Aquí me gustaría citar algunas líneas de Edith Stein, la santa patrona de Europa: «El Señor está presente en el tabernáculo en su divinidad y humanidad. No está allí por Él, sino por nosotros: es su alegría estar con nosotros. Y porque sabe que nosotros, siendo como somos, necesitamos su cercanía personal. La consecuencia para todo el que piense y tenga sentimientos es que se sienta atraído y esté allí con Él, siempre que le sea posible y todo el tiempo que le sea posible» (Gesammelte Werke VII). ¡Amemos estar con el Señor! Allí podemos hablar con Él sobre cualquier cosa. Podemos ofrecerle nuestras peticiones, nuestras preocupaciones, nuestros problemas. Nuestras alegrías. Nuestros gozos, nuestras decepciones, nuestras necesidades y nuestras aspiraciones. Allí también podemos pedirle constantemente: ¡Señor, envía obreros a tu mies! ¡Ayúdame a ser un buen obrero en tu viña!

Aquí, en esta basílica, nuestros pensamientos se vuelcan en María, quien vivió su vida completamente en el estar con Jesús y, consecuentemente, ha estado, y sigue estando, totalmente a disposición de los hombres. Las muchas inscripciones votivas que hay aquí son un signo concreto de esto. Pensemos en la santa madre de María, santa Ana, y con ella pensemos también en la importancia de los padres y madres, abuelas y abuelos, y la importancia de la familia como entorno de vida y oración, en donde aprendemos a rezar y en donde las vocaciones se desarrollan.

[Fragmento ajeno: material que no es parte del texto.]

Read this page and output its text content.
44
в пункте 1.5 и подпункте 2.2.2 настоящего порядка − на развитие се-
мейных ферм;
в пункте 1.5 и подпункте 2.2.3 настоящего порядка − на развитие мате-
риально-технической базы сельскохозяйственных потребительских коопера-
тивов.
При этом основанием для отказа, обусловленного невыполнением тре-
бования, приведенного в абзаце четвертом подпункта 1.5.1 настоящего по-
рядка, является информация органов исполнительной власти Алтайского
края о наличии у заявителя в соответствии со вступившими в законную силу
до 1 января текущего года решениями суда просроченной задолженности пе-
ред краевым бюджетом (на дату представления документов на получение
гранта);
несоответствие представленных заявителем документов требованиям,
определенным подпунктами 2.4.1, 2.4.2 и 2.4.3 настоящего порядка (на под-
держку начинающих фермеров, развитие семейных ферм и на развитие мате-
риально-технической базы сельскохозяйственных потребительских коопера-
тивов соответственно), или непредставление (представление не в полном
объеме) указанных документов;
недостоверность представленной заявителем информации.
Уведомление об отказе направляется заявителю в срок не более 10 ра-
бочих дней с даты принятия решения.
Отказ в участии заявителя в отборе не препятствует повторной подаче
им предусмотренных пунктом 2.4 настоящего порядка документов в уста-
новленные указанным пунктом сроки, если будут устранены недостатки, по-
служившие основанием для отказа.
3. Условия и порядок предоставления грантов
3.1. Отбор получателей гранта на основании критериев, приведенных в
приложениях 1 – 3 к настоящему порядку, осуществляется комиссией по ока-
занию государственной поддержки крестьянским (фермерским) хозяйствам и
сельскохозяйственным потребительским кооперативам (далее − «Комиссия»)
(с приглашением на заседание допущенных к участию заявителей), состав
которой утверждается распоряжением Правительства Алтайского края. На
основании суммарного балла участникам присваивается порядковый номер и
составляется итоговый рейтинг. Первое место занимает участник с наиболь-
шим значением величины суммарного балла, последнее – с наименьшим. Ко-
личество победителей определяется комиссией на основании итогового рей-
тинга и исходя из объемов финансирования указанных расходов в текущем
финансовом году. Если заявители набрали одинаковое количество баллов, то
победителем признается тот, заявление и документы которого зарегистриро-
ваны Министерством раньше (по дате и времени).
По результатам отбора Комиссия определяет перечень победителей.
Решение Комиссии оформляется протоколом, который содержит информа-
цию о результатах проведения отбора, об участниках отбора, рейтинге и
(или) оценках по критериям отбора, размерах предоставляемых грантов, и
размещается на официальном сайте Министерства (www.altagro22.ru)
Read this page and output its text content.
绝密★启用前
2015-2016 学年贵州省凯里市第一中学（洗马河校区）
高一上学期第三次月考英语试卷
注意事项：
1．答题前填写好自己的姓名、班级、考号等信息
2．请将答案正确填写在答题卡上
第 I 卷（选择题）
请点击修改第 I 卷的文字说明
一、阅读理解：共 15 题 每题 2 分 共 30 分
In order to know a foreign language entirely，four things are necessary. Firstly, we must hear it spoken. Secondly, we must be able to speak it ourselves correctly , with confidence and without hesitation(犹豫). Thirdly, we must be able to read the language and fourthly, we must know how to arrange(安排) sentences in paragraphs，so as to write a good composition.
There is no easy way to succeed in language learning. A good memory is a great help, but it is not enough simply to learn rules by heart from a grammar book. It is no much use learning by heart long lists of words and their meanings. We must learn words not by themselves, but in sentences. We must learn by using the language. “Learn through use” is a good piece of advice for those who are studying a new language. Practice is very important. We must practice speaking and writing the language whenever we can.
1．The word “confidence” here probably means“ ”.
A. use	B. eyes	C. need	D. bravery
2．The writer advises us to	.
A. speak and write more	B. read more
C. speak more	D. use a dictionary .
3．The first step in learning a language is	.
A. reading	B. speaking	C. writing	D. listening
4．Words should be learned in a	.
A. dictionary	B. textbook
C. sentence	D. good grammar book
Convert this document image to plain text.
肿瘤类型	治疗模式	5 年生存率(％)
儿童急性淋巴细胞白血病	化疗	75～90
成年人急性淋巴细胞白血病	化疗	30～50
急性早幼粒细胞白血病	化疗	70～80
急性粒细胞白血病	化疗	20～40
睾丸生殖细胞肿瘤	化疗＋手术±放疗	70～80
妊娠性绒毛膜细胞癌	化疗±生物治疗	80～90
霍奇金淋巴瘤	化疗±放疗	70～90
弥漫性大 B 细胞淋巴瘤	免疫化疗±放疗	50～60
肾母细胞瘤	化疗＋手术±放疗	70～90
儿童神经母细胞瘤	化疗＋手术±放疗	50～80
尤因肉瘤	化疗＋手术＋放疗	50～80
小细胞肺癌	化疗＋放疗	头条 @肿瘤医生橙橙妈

Aquí en Altötting, pensamos de manera especial en el hermano Konrad. Él renunció a su gran herencia porque quería seguir a Jesucristo sin reservas y estar completamente con Él. Como el Señor lo recomienda en una de sus parábolas, él escogió el lugar más bajo, como humilde hermano portero. En su trabajo pudo lograr lo que san Marcos nos dice sobre los Apóstoles: Estar con Él, ser enviado a otros. Desde su celda siempre pudo mirar al tabernáculo, y así siempre estar con Cristo. Desde su contemplación aprendió la bondad ilimitada con la que trataba a la gente que tocaba a su puerta a todas horas, a veces sin cuidado, para molestarlo, y a veces bulliciosa e impacientemente. Para todos ellos, por su gran bondad y humanidad, y sin grandes palabras, siempre dio un mensaje más valioso que las mismas palabras. Roguemos al santo Hermano Conrad, pidámosle que mantenga nuestra mirada fija en el Señor, para llevar el amor de Dios a los hombres. ¡Amén!